Nanoparticle fabrication VII: A designated amount of GNP I or GNP II in 10 ml sodium carbonate buffer at pH 10 was reacted with a designated amount of 2-iminothiolane for 1 hour at 40° C. under stirring. Subsequently, the activated NeutrAvidin dissolved in sodium carbonate buffer added dropwise to the nanoparticle solution and reacted for 24 hours at 4° C. The resulting NeutrAvidin-conjugated GNP I (Avidin-GNP I) or GNP II (Avidin-GNP II) were washed thoroughly by centrifugation. A designated amount of biotinylated epidermal growth factor (EGF) was dissolved in phosphate buffer saline (PBS, pH 7) and mixed with the Avidin-GNP I or Avidin-GNP II solution for 2 hours at 4° C. The resulting EGF-conjugated GNP I or GNP II were washed by centrifugation.
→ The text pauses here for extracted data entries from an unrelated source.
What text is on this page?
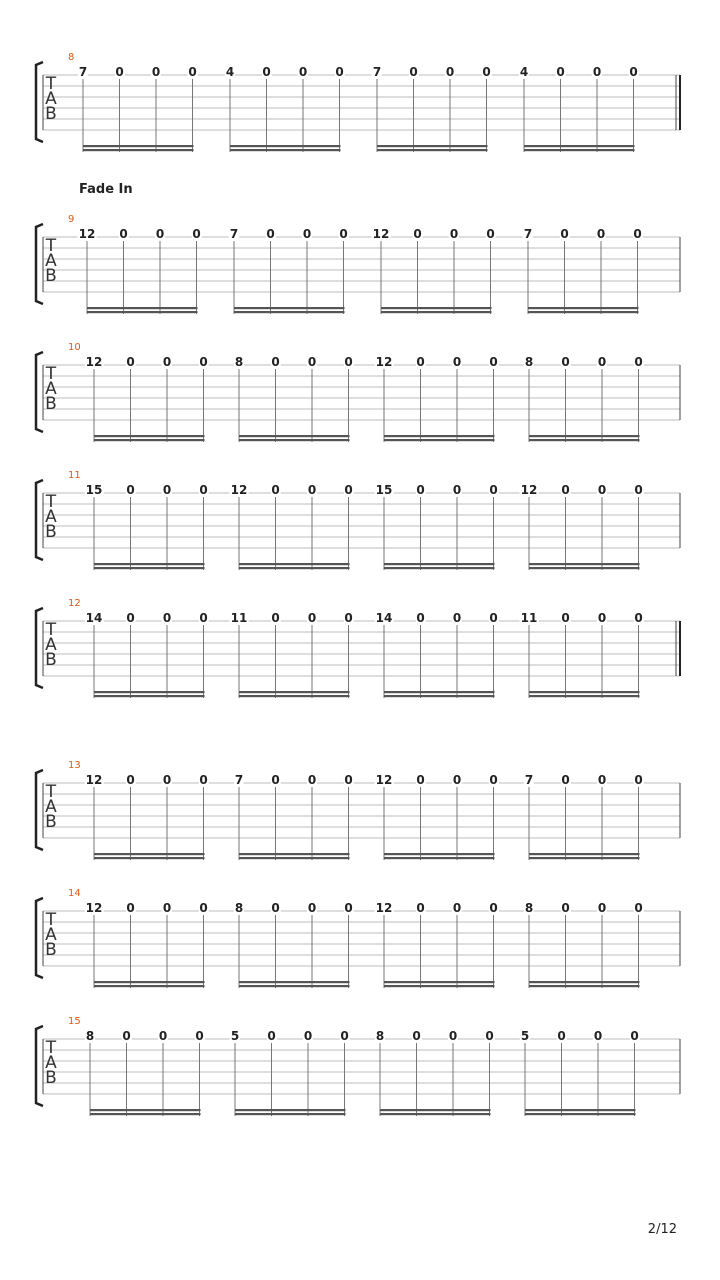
Fade In
8
T
A
B
7 0 0 0 4 0 0 0 7 0 0 0 4 0 0 0
9
T
A
B
12 0 0 0 7 0 0 0 12 0 0 0 7 0 0 0
10
T
A
B
12 0 0 0 8 0 0 0 12 0 0 0 8 0 0 0
11
T
A
B
15 0 0 0 12 0 0 0 15 0 0 0 12 0 0 0
12
T
A
B
14 0 0 0 11 0 0 0 14 0 0 0 11 0 0 0
13
T
A
B
12 0 0 0 7 0 0 0 12 0 0 0 7 0 0 0
14
T
A
B
12 0 0 0 8 0 0 0 12 0 0 0 8 0 0 0
15
T
A
B
8 0 0 0 5 0 0 0 8 0 0 0 5 0 0 0
2/12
GNP I or GNP II dispersed in 1 ml of ICG in DI-H2O, with a GNP-to-ICG weight ratio of 20, were incubated for 2 hours at 25° C. The resulting suspension was centrifuged (13,000 rpm/5 min) to discard free ICG in the supernatant. The fluorescence intensity of naked ICG (ICG-free), ICG-loaded GNP I (ICG-GNP I) and GNP II (ICG-GNP II) at various ICG concentrations was recorded and quantified using an In Vivo Imaging System (IVIS, Perkin Elmer, Waltham, MA, USA) (ex 740/em 800 nm).